Implement your project first, then perfect it later. This is extremely important—first make your programme easy to implement. Once you have it in place you can improve it with new tools and training. A typical mistake is to try to implement the “perfect” programme all at once.
Work with the people who want to work with you.Use the interest and energy of those whodo see the value in what you are doing, and learn everything you can from them about how to make the programme work. By working with the interested parties first, you can build success upon success and use that to do internal marketing to the more resistant groups. Applaud the providers who have implemented your programmes and describe their successes. Use whatever communication resources you have, such as newsletters—if you do not have a newsletter, create one. Internal marketing makes slow and gradual progress; then suddenly, everyone is on the telephone, and wants to use your programme at their office.

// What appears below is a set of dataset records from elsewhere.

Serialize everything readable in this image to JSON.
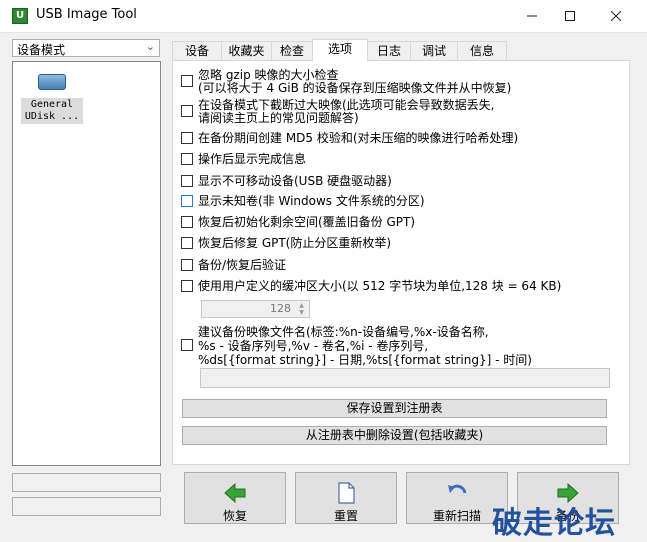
{
  "window": {
    "title": "USB Image Tool",
    "app_icon_letter": "U"
  },
  "left": {
    "mode_value": "设备模式",
    "device": {
      "label_line1": "General",
      "label_line2": "UDisk ..."
    }
  },
  "tabs": [
    {
      "label": "设备"
    },
    {
      "label": "收藏夹"
    },
    {
      "label": "检查"
    },
    {
      "label": "选项"
    },
    {
      "label": "日志"
    },
    {
      "label": "调试"
    },
    {
      "label": "信息"
    }
  ],
  "options": {
    "opt1_line1": "忽略 gzip 映像的大小检查",
    "opt1_line2": "(可以将大于 4 GiB 的设备保存到压缩映像文件并从中恢复)",
    "opt2_line1": "在设备模式下截断过大映像(此选项可能会导致数据丢失,",
    "opt2_line2": "请阅读主页上的常见问题解答)",
    "opt3": "在备份期间创建 MD5 校验和(对未压缩的映像进行哈希处理)",
    "opt4": "操作后显示完成信息",
    "opt5": "显示不可移动设备(USB 硬盘驱动器)",
    "opt6": "显示未知卷(非 Windows 文件系统的分区)",
    "opt7": "恢复后初始化剩余空间(覆盖旧备份 GPT)",
    "opt8": "恢复后修复 GPT(防止分区重新枚举)",
    "opt9": "备份/恢复后验证",
    "opt10": "使用用户定义的缓冲区大小(以 512 字节块为单位,128 块 = 64 KB)",
    "buffer_value": "128",
    "opt11_line1": "建议备份映像文件名(标签:%n-设备编号,%x-设备名称,",
    "opt11_line2": "%s - 设备序列号,%v - 卷名,%i - 卷序列号,",
    "opt11_line3": "%ds[{format string}] - 日期,%ts[{format string}] - 时间)",
    "filename_value": ""
  },
  "buttons": {
    "save_registry": "保存设置到注册表",
    "delete_registry": "从注册表中删除设置(包括收藏夹)",
    "restore": "恢复",
    "reset": "重置",
    "rescan": "重新扫描",
    "backup": "备份"
  },
  "watermark": "破走论坛",
  "colors": {
    "accent_blue": "#2b79d0",
    "arrow_green": "#3aa33a",
    "watermark": "#1a4a9a"
  },
  "icons": {
    "restore": "green-left-arrow",
    "reset": "document-icon",
    "rescan": "refresh-arrow",
    "backup": "green-right-arrow"
  }
}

Create incentives. It takes a lot of creativity to figure out which incentives might work. Effective incentives include financial rewards, “goodies” for the staff, and good press. For example, one incentive could be recognition of the providers that could be brought to the attention of their patients or of prospective patients. Perhaps they could be given an award that they could put in their waiting room—or their names could be listed in a publication that is circulated to patients. Little things can work as well as big things.
Remember, you are the champions of the tobacco programmes that will make a difference in the your healthcare systems and in people’s lives.